Stewart’s Jewelry and the Hilton Garden Inn don’t compete for customers — just for parking.
The Hilton, on the corner of South Topeka Street and Douglas Avenue, dwarfs the family-owned jewelry store next door.
Customers of both businesses — and sometimes employees — compete for spaces in front of the two establishments.
“If I don’t have parking,” said David Stewart, owner of Stewart’s Jewelry, “I don’t have a business.”
The Wichita City Council has approved a plan to install new digital meters and raise parking fees downtown. The city will start charging between 75 cents and $2 per hour early next year.
Troy Anderson, Wichita’s assistant city manager, said at a City Council meeting that maintenance costs on parking lots, meters and garages have been falling behind.
The city will use the new fees to repair those and provide better parking enforcement at current sites.
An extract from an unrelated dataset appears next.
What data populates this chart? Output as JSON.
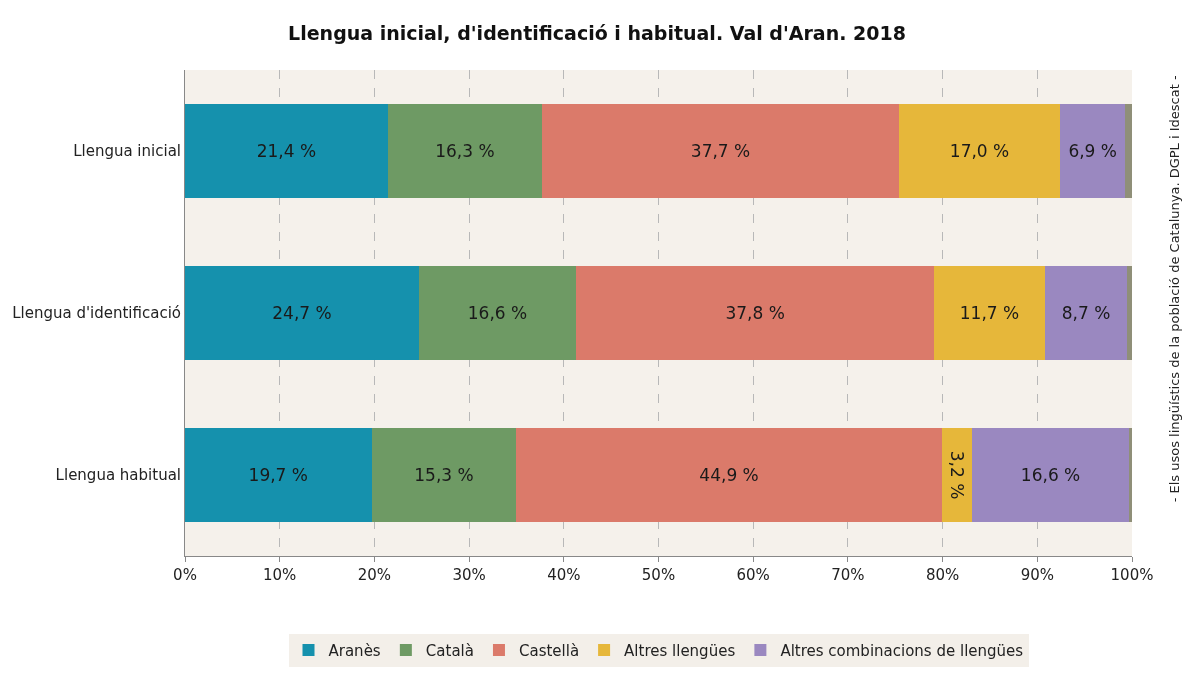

The city’s parking fund has lost money for the past five years, according to The Wichita Eagle. The city expects the new meters and parking fees to turn that trend around and generate money to invest in upgrading parking.
A tale of two businesses
Stewart’s Jewelry has been in business for 44 years, all in the same building on Douglas Street. Stewart said he’s seen plenty of change and thinks the new parking plan could be a step in the right direction.
“Parking is always abused here,” Stewart said. “Guests at the hotel next door are always taking up the parking in front of us here.”
Stewart welcomes the extra enforcement from more metered parking stalls. But his parking rivals at the Hilton Garden Inn worry more about how metered parking, allowing only one or two hours in a space, will inconvenience hotel guests.
“We already have guests coming in to complain about parking tickets,” said Joanna Manalo, the hotel’s general manager. “The free parking out front allows guests an easy place to come in and out.”
But both agree on one thing: less parking could hurt their businesses.
“Nobody can have a business without customer parking,” Stewart said. “And nobody is going to walk more than a block to come to a jewelry store.”
What changes are coming to parking in downtown Wichita?
Drivers may soon struggle to find free parking downtown.
Wichita signed a contract with The Car Park to install and enforce fines at the new meters. The city will pay the Idaho-based company $12 million over six years.
The city owns about 8,000 of the around 12,000 parking spaces available downtown. Many of those spaces offer free parking. Some places, such as near the old county courthouse, use coin meters. Plans are underway to determine how many parking spaces downtown will be converted to paid ones.
Anderson told City Council members that The Car Park will work with city traffic engineers to determine which places need more parking control, such as where to place time limits and charge the highest fees.
Some city-owned parking lots and garages will get payment kiosks that will take coins and work off mobile apps.
The City Council also increased parking fines from $10 to $35 earlier this year. The Car Park will have the authority to write tickets.
How will the parking meters work?
The digital curbside meters will look and work much like traditional parking meters, but they won’t leave drivers scrambling to dig up quarters and nickels. The new meters will accept coins, credit cards and payments through an app.
“Our goal is to try and improve the user experience by creating options for folks who are needing to pay,” Anderson told The Beacon.